The European Central Bank has raised interest rates by 0.5 percentage points.
The move was largely in-line with market expectations, with the 20-member monetary bloc saying it will continue to raise rates until inflation can be brought back down to the bank's 2 percent target.
"The Governing Council will stay the course in raising interest rates significantly at a steady pace and in keeping them at levels that are sufficiently restrictive to ensure a timely return of inflation to its 2 percent medium-term target," the ECB said as it announced the rate rise.
"Keeping interest rates at restrictive levels will over time reduce inflation by dampening demand and will also guard against the risk of a persistent upward shift in inflation expectations," it added.
Inflation cooling
Headline inflation across the Eurozone has been steadily falling since it peaked at a record high of 10.6 percent in October.
Preliminary data indicated January's rate was 8.5 percent - as a milder winter across Europe reduced energy prices.
The EBC signaled further rate rises are on the way, while also keeping the door open to shifting strategy given the uncertainty plaguing global markets.
"In view of the underlying inflation pressures, the Governing Council intends to raise interest rates by another 50 basis points at its next monetary policy meeting in March and it will then evaluate the subsequent path of its monetary policy," the ECB said.

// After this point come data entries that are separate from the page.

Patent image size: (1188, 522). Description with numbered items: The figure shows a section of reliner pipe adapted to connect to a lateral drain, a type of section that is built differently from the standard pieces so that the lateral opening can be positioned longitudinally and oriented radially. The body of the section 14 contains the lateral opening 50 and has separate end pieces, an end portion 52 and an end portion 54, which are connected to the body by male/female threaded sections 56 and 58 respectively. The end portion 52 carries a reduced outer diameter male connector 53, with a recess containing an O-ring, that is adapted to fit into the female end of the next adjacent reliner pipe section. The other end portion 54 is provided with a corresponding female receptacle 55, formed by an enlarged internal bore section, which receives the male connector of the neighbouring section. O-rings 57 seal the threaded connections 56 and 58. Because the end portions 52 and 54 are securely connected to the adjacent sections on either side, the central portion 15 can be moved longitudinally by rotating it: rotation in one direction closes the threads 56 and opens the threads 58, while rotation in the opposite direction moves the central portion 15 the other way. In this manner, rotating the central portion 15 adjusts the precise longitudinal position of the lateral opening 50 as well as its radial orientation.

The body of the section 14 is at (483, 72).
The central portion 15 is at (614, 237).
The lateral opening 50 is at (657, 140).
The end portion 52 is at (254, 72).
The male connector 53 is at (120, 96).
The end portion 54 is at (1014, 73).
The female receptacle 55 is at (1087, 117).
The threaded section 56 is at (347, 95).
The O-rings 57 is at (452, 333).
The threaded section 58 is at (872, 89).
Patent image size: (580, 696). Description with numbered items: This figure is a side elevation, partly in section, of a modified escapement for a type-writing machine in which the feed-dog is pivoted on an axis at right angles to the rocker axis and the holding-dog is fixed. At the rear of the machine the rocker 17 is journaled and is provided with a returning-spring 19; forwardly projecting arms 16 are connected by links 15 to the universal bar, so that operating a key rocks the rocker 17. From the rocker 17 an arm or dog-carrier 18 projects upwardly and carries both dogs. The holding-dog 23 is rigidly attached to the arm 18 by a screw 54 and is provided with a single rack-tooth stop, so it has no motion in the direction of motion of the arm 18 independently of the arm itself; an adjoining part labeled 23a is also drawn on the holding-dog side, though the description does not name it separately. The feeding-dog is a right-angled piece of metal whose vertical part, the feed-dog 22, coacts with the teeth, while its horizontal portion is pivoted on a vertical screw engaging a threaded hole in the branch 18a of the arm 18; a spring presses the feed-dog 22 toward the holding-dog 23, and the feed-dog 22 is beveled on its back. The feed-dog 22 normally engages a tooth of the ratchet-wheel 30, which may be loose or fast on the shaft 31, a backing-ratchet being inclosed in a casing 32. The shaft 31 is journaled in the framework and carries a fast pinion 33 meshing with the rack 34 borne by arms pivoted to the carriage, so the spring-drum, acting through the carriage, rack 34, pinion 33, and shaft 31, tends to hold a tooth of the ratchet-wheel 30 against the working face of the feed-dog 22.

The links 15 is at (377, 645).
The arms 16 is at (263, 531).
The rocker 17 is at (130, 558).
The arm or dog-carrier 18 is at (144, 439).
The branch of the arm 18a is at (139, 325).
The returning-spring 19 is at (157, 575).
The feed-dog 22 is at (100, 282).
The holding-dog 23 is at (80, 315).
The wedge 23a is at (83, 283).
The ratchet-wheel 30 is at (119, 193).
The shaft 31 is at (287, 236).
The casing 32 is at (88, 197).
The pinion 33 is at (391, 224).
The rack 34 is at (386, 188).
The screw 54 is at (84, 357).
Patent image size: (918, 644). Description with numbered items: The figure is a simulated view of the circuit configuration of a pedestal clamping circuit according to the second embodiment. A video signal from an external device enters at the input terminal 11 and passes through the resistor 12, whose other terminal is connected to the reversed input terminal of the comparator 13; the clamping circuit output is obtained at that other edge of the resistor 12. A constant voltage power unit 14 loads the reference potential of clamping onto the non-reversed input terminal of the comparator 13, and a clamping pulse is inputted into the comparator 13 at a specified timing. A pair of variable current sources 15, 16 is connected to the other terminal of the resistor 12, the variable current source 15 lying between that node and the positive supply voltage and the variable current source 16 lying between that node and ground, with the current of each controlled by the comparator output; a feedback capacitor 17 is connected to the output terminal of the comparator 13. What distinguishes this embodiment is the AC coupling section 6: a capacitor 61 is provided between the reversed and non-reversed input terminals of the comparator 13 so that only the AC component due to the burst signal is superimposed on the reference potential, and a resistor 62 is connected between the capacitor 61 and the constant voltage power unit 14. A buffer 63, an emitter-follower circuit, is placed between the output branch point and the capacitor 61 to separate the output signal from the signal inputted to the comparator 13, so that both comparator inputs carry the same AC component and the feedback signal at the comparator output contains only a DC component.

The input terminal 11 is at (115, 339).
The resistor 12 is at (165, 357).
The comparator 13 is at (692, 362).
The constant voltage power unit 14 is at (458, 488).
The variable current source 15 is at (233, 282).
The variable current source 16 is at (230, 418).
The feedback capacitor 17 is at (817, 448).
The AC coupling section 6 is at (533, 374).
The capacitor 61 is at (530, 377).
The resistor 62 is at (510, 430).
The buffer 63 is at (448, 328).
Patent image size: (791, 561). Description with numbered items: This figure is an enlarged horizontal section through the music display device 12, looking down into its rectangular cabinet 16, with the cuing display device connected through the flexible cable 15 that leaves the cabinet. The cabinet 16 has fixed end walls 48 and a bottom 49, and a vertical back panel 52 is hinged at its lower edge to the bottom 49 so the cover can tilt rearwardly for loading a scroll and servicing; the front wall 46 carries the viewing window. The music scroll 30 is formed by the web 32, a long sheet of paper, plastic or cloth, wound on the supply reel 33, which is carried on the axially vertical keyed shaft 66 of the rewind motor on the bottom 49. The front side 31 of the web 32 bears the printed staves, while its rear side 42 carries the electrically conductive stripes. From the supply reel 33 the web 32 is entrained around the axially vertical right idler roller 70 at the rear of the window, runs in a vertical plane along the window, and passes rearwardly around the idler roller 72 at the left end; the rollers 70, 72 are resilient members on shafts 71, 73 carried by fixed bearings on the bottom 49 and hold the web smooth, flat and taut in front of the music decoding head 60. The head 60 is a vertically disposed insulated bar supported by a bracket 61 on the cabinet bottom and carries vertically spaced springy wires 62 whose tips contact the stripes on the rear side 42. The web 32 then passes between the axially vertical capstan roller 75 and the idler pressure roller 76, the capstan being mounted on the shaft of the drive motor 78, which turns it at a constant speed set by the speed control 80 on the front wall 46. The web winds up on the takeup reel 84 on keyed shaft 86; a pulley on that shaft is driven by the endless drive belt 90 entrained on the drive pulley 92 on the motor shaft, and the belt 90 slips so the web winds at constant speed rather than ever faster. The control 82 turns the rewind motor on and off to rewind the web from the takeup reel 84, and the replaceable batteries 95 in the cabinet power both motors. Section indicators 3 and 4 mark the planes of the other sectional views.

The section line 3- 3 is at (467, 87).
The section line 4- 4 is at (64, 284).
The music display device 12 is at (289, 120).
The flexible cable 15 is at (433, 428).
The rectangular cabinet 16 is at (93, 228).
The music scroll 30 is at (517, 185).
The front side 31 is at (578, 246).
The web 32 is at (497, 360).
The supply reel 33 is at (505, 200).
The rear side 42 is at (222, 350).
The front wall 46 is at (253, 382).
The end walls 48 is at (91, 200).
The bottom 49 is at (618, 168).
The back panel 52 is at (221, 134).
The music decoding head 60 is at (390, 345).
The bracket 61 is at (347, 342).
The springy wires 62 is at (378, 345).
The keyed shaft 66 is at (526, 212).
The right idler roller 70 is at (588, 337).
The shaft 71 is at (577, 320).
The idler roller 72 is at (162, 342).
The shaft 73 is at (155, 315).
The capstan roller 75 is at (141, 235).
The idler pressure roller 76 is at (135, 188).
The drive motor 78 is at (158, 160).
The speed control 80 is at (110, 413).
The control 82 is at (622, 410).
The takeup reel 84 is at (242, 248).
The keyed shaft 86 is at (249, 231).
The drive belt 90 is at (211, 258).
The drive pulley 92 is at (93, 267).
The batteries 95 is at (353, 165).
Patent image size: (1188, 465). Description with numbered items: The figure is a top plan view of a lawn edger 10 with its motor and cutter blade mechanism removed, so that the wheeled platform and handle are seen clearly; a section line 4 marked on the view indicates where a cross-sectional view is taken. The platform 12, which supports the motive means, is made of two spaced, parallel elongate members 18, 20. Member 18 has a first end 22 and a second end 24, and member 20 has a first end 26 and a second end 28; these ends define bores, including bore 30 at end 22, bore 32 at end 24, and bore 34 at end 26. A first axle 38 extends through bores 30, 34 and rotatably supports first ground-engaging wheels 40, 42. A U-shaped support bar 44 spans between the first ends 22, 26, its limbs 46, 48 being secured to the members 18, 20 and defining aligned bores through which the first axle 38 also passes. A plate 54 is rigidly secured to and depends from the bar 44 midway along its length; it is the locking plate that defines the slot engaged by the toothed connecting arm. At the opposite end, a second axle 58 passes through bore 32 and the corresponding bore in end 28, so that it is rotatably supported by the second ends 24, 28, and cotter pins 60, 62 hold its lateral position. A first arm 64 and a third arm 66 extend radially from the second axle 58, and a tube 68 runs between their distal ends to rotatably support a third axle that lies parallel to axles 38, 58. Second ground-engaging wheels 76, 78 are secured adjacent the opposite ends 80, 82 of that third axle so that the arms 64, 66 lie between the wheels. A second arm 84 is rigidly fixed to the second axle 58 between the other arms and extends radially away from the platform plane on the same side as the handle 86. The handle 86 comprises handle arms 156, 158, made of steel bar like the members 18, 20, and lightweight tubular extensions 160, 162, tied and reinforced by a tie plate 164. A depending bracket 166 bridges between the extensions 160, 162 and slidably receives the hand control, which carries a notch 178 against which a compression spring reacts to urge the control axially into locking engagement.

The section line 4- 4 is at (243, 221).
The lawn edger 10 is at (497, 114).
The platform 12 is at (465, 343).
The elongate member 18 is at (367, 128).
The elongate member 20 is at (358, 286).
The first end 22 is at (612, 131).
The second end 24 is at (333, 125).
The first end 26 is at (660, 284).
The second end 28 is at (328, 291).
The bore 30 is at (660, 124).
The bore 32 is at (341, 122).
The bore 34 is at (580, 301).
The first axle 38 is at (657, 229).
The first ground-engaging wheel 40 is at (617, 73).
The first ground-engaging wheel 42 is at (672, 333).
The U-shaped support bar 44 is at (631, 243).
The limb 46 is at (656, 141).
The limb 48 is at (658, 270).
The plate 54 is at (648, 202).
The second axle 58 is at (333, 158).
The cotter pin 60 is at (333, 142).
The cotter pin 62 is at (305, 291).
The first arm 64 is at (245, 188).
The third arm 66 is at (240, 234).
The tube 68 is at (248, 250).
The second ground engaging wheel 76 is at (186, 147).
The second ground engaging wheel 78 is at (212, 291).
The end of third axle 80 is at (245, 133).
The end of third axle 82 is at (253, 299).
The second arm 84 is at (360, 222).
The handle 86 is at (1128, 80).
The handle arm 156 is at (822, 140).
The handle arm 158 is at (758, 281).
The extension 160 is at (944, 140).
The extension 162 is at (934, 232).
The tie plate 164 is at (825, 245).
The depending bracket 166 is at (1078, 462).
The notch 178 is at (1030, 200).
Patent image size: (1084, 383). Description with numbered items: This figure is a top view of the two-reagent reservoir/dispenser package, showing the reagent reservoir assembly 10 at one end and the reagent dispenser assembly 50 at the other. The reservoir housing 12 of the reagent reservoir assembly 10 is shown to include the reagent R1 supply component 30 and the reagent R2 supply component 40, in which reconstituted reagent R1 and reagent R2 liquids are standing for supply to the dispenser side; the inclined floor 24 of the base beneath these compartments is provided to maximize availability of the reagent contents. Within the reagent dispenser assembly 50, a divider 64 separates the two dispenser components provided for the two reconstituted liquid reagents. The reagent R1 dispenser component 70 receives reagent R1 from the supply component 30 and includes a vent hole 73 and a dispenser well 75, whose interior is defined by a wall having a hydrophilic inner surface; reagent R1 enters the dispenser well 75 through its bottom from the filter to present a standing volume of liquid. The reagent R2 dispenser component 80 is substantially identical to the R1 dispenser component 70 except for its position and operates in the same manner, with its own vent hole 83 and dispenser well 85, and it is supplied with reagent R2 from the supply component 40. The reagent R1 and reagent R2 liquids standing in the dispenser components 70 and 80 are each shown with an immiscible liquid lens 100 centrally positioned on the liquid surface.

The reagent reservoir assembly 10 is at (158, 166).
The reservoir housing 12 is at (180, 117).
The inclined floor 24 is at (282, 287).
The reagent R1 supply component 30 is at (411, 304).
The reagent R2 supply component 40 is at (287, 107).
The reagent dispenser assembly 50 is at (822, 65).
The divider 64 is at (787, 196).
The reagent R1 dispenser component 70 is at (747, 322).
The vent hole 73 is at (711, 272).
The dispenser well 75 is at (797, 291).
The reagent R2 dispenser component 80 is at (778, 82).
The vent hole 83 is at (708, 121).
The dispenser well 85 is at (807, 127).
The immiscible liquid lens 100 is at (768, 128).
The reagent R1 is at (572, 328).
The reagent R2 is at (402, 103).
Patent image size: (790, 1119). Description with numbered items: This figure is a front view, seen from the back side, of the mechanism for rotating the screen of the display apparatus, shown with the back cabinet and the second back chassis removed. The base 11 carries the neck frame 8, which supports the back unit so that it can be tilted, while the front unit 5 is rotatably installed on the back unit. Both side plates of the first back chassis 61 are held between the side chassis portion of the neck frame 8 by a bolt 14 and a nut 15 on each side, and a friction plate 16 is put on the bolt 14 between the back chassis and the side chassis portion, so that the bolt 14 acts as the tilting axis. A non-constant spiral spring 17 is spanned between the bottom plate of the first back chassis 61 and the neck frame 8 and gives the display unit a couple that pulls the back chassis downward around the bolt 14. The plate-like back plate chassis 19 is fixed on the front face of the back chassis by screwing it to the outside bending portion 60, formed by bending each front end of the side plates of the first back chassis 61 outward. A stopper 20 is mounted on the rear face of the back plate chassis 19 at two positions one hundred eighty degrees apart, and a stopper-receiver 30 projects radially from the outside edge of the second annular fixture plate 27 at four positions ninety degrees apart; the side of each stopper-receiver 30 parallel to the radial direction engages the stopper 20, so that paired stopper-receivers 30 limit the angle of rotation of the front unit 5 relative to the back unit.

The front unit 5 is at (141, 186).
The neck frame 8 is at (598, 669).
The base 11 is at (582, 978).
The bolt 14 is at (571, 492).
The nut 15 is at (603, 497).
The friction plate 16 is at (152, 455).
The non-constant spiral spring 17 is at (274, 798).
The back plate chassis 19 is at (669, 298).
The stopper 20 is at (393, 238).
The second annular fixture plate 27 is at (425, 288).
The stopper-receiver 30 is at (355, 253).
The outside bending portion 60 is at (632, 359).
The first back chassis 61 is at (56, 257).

"The Governing Council's future policy rate decisions will continue to be data-dependent and follow a meeting-by-meeting approach," it added.
Uncertain outlook
Speaking at a news conference in Frankfurt, ECB President Christine Lagarde said the global economic outlook remains uncertain.
"Economic activity has slowed markedly since mid-2022 and we expect it to stay weak in the near term.
"Subdued global activity and high geopolitical uncertainty, especially owing to Russia's unjustified war against Ukraine and its people, continue to act as headwinds to euro area growth. Together with high inflation and tighter financing conditions, these headwinds dampen spending and production, especially in the manufacturing sector."
She added that there were green shoots of optimism, with signs that confidence is growing.
"Supply bottlenecks are gradually easing, the supply of gas has become more secure, firms are still working off large order backlogs and confidence is improving."
"Moreover, output in the services sector has been holding up, supported by continuing reopening effects and stronger demand for leisure activities. Rising wages and the recent decline in energy price inflation are also set to ease the loss of purchasing power that many people have experienced owing to high inflation," she said.
Lagarde disputed the interpretation that Thursday's to raise rates by 50 basis points meant the hiking cycle was near the end.
"We know that we have ground to cover, we know that we are not done," Lagarde said.
She reiterated the bank's mantra was to "stay the course" in the fight to bring inflation back down to its target of around 2 percent.
Outside the bloc, the Bank of England signalled the tide was turning in the UK's battle against high inflation after it raised interest rates on Thursday for the 10th meeting in a row, prompting investors to prepare for the end of its run of higher borrowing costs.
The BoE's interest rate setters voted 7-2 to push Bank Rate to 4.0 percent - its highest since 2008 - from 3.5 percent. The move had been expected by most investors and economists polled by Reuters.